Dizem-me que cada estudante do Instituto Politécnico da Guarda deixa por mês na cidade, em despesas várias, mais de quinhentos euros. Se o IPG tivesse cinco mil alunos, como chegou a ter, isto representaria mais de dois milhões e quinhentos mil euros mensais. Alimentação, rendas, livros e material escolar, tempos livres, roupas. O comércio da cidade depende hoje do IPG e a construção civil continua a encontrar aí pretexto para continuar a oferecer apartamentos ao mercado. Cada aluno a mais no politécnico, por outro lado, é mais um argumento junto do Ministério da Educação para continuar a garantir o financiamento das várias escolas e a manutenção dos seus postos de trabalho directos, entre professores e funcionários administrativos. Destes, e dos alunos, depende por isso a subsistência de boa parte da cidade. Por isso, e peço desculpa de ter de o repetir, é bom para a cidade que o IPG tenha muitos alunos e é mau para a cidade que esses alunos se vão embora.
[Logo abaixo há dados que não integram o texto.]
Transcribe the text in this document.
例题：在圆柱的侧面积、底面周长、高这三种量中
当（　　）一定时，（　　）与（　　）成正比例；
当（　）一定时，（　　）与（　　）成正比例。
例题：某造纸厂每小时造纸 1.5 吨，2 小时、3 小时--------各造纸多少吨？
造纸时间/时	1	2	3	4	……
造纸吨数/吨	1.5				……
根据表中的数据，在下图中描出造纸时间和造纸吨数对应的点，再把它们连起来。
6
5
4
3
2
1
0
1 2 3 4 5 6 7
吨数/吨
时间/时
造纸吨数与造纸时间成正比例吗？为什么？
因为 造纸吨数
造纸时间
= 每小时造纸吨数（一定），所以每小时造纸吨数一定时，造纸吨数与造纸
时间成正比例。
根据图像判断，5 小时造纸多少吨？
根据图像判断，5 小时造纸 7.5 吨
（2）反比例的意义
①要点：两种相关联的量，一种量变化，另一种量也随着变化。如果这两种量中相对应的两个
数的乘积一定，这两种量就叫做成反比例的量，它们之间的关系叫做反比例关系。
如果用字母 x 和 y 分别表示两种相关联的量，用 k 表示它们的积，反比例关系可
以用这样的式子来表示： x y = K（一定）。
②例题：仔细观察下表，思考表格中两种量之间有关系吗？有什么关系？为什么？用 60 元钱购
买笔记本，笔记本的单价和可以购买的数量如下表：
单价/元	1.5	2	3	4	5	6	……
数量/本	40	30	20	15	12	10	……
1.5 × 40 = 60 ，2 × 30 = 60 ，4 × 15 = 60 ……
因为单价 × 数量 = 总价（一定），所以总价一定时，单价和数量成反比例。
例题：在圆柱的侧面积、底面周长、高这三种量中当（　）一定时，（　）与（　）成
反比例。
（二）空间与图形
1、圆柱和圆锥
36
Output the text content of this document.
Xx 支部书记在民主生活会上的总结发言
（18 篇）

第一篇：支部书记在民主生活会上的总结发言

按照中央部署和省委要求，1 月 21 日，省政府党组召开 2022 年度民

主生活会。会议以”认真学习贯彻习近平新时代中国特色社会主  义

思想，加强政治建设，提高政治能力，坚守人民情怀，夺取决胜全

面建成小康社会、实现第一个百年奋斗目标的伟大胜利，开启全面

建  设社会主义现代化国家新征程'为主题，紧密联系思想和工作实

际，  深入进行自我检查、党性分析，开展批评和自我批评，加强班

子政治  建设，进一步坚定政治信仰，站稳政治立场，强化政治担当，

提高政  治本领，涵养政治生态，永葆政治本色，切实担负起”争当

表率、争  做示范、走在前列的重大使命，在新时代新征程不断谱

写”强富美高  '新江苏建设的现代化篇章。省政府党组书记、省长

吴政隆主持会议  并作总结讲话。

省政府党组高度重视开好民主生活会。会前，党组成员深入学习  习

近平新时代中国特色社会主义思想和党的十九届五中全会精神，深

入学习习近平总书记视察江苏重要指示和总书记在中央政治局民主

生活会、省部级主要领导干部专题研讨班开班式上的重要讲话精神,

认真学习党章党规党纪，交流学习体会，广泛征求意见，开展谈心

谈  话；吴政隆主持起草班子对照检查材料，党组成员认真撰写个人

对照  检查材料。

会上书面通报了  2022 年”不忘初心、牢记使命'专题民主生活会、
Mas é mau também para a cidade que o IPG não tenha um papel mais interventor, por exemplo junto das empresas, onde poderia oferecer investigação e desenvolvimento (e vantagens competitivas) de qualidade universitária. Conhecem-se projectos e trabalhos de qualidade, como por exemplo o do Professor Luís Figueiredo, da ESTG, que conseguiu desenvolver um sistema integrado de hardware e software capaz de permitir a um tetraplégico a capacidade de, por exemplo, aceder à internet, escrever um texto ou, através da domótica, acender e apagar luzes, aquecedores e outros aparelhos. É no entanto lamentável que, no último Expresso, apareça uma reportagem com algum destaque sobre um investigador estrangeiro que trabalha em algo semelhante, com muito menos resultados, sem se mencionar o trabalho de Luís Figueiredo. A pergunta óbvia é: que tem feito o IPG para divulgar devidamente o que de bom se tem feito entre as suas paredes? (uma excepção de aplaudir é uma notícia recente sobre prevenção de fogos florestais em cooperação com Espanha).

A verdade, é que o Politécnico da Guarda insiste em ser notícia pelas piores razões: inúmeros processos em tribunal, eleições com resultados viciados, diminuição sistemática e grave do número dos seus alunos (com consequências desastrosas para a própria cidade), perda de prestígio junto da comunidade universitária. Mesmo as boas notícias têm ali o seu lado negro. O Professor Luís Figueiredo, de que falei acima, viu a sua nomeação definitiva aprovada por uma unha negra. Houve professores que, a coberto do anonimato, votaram contra ele (imagino, perdoem-me o sarcasmo, que estejam a preparar em segredo a cura contra o cancro, ou a fusão a frio, ou qualquer estrondosa descoberta merecedora do Nobel). Pior ainda do que tudo isto, que merece explicação no mau feitio de meia dúzia de personagens, temos outra coisa: o IPG não é neste momento, nem de perto nem de longe, uma referência de qualidade no ensino superior português. (Se estou errado, provem-mo, por favor).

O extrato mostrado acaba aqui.